Mais avant d’arriver à répandre ces pratiques, encourageons les Maîtres d’Ouvrage à prendre l’habitude d’inclure systématiquement dans leurs marchés des considérations sociales et environnementales dans l’exécution de leur projet même si les deux thématiques sont traitées séparément.

Comment propager cette approche ?

A titre d’exemple, nous pouvons citer notre action auprès du bailleur social Logis Transports filiale de la RATP dans le cadre d’une opération de résidentialisation de près de 21 hectares. Cette opération comporte un volume conséquent de réfection des Voiries et Réseaux Divers ainsi que des travaux divers de maçonnerie et d’aménagement d’espaces verts. Tout ceci est producteur d’importantes quantités de déchets en tout genre (inertes, non-dangereux, dangereux, D3E etc.).
Article AMOI 3Il nous est donc paru déterminant d’apporter une attention particulière à la gestion des déchets. D’autant plus que comme pour la plupart des thématiques environnementales, la responsabilité revient principalement au Maître d’Ouvrage, censé veiller à la limitation des impacts induit par son activité. A cela, il faut ajouter que le tri sur le chantier permet de faciliter la traçabilité des déchets, de réduire les coûts d’élimination, d’optimiser la valorisation des déchets et de sensibiliser les salariés.

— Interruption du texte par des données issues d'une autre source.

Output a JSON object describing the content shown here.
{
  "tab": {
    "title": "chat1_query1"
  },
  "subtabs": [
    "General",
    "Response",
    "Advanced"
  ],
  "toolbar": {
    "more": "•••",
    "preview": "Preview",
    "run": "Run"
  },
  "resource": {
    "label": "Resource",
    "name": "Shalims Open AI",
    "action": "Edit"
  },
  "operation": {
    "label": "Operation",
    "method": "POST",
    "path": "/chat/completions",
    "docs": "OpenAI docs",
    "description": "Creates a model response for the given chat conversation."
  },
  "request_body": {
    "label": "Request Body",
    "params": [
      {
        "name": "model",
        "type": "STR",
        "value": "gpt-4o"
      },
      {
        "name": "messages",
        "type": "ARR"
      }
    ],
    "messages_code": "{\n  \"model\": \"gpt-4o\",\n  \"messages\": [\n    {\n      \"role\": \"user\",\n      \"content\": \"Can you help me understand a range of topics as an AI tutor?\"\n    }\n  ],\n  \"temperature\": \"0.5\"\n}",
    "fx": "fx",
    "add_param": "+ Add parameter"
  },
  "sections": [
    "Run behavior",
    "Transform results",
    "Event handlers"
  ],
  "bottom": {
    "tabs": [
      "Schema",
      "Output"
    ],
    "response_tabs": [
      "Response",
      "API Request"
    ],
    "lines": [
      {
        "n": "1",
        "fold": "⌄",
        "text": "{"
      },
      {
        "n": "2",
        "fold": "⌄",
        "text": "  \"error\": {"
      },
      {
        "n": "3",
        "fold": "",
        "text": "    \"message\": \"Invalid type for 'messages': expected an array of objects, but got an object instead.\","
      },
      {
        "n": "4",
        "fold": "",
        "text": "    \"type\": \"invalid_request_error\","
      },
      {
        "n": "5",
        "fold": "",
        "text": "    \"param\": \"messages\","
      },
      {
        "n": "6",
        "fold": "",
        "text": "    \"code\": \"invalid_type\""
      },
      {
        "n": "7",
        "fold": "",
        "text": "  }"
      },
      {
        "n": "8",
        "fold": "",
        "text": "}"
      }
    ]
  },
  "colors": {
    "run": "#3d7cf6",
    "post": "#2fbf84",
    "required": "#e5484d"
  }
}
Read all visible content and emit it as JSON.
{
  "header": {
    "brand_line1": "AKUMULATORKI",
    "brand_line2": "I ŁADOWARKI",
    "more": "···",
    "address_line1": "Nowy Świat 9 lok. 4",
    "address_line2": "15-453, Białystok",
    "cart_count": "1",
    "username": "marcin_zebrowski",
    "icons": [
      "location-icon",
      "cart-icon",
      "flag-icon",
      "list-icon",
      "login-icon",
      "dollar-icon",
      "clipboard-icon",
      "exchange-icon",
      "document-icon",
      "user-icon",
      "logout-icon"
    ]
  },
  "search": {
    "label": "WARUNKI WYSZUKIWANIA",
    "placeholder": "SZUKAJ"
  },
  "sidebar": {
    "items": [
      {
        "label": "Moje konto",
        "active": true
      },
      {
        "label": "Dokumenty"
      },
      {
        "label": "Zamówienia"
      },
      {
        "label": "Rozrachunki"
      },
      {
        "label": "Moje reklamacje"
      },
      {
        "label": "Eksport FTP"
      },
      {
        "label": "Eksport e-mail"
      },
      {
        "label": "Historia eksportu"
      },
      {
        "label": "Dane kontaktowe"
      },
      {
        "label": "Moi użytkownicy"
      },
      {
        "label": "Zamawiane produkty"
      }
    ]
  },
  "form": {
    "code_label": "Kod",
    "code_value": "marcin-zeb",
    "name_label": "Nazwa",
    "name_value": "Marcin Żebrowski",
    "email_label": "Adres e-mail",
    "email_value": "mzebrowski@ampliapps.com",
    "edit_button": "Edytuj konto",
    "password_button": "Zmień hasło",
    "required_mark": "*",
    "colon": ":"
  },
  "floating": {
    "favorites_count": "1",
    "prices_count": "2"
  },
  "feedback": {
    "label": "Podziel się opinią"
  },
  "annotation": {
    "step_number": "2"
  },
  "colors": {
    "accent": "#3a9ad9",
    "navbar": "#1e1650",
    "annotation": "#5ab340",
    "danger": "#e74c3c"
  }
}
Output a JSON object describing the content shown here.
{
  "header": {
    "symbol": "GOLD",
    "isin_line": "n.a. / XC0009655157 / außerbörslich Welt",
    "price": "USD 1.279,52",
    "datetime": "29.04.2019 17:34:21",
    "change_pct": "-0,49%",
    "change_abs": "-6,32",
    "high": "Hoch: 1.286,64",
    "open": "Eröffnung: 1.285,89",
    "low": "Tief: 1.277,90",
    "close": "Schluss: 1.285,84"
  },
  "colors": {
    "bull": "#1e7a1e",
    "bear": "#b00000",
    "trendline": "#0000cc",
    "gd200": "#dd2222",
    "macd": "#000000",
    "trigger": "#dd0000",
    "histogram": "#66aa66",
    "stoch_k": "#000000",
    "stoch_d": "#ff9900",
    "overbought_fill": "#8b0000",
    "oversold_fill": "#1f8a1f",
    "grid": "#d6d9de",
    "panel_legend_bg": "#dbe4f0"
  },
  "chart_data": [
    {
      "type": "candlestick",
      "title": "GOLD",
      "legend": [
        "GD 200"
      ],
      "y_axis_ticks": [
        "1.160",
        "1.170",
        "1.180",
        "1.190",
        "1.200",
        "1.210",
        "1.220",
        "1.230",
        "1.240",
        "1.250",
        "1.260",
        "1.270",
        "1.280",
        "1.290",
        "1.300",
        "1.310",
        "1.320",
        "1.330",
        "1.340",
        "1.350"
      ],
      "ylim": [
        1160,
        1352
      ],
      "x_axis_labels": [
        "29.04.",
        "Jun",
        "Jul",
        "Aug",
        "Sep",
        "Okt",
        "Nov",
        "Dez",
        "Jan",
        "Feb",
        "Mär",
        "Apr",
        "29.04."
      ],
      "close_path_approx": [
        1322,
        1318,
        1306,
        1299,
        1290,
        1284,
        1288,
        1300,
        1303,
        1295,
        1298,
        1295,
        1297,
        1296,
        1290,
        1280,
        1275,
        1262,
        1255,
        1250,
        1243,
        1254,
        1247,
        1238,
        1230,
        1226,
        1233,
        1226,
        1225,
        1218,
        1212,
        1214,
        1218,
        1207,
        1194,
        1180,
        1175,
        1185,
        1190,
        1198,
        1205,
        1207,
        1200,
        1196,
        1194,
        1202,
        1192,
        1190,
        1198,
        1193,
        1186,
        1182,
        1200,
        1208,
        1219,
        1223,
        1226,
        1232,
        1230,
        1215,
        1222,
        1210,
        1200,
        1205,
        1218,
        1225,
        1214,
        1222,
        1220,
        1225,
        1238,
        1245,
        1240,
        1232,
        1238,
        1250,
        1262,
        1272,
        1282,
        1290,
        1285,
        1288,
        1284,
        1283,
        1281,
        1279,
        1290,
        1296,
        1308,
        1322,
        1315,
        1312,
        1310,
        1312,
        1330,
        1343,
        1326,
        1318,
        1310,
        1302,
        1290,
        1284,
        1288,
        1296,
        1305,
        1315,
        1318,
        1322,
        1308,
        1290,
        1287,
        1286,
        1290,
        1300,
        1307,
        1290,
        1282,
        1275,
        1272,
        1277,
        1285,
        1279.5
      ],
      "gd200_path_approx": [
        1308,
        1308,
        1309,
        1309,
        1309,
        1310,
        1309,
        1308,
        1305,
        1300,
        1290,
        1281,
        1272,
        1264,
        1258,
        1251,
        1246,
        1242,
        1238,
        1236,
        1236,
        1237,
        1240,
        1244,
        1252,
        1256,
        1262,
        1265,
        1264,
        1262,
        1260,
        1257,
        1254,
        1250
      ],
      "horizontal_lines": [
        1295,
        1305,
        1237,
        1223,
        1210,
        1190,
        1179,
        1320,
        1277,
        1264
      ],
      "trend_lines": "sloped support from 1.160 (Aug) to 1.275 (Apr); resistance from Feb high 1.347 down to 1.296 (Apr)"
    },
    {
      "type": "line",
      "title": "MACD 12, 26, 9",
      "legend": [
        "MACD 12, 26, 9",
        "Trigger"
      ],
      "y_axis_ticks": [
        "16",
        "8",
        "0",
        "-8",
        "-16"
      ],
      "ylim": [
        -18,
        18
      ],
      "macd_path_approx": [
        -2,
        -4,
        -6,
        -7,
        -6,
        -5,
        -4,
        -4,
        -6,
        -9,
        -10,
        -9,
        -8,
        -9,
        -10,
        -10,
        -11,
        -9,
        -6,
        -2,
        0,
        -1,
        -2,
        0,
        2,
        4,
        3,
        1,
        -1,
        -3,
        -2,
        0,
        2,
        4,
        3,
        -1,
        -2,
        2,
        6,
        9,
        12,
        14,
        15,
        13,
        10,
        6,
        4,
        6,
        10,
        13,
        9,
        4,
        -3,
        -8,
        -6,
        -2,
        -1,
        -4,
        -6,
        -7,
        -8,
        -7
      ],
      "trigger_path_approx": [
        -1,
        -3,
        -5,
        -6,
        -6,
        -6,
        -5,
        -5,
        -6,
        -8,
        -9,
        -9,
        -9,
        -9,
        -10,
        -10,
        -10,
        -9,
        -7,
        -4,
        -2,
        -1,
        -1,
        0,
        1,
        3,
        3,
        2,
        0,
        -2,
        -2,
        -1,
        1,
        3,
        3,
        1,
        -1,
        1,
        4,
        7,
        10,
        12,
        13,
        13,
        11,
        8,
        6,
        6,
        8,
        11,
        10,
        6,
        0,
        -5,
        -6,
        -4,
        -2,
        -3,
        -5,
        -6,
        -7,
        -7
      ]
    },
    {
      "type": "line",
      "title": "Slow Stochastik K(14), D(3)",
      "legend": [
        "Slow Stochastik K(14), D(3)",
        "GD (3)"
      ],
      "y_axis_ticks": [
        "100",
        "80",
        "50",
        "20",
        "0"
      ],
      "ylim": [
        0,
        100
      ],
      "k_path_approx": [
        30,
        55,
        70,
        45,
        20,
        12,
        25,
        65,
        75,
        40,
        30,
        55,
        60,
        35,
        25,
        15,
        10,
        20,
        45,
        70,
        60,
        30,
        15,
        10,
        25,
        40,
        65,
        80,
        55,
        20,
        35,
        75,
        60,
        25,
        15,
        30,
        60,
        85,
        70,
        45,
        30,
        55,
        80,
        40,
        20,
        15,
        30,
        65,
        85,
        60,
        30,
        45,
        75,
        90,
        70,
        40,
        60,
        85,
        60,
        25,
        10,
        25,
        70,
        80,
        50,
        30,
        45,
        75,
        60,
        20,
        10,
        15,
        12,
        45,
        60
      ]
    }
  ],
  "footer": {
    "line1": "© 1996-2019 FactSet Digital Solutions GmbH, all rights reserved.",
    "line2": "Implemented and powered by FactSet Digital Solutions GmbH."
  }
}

En plus de ceci, le Donneur d’Ordre a sollicité notre expertise pour introduire de l’insertion dans son chantier à hauteur de 10 % des heures de travaux. Ces heures d’insertion sont ventilées entre les différents lots. Les entreprises de travaux ont aussi la possibilité de recourir à des SIAE pour la valorisation de leurs déchets.

Voici donc un marché comportant à la fois des clauses sociales et des clauses environnementales, le tout conduit par un seul professionnel, faisant office d’AMO insertion et environnement.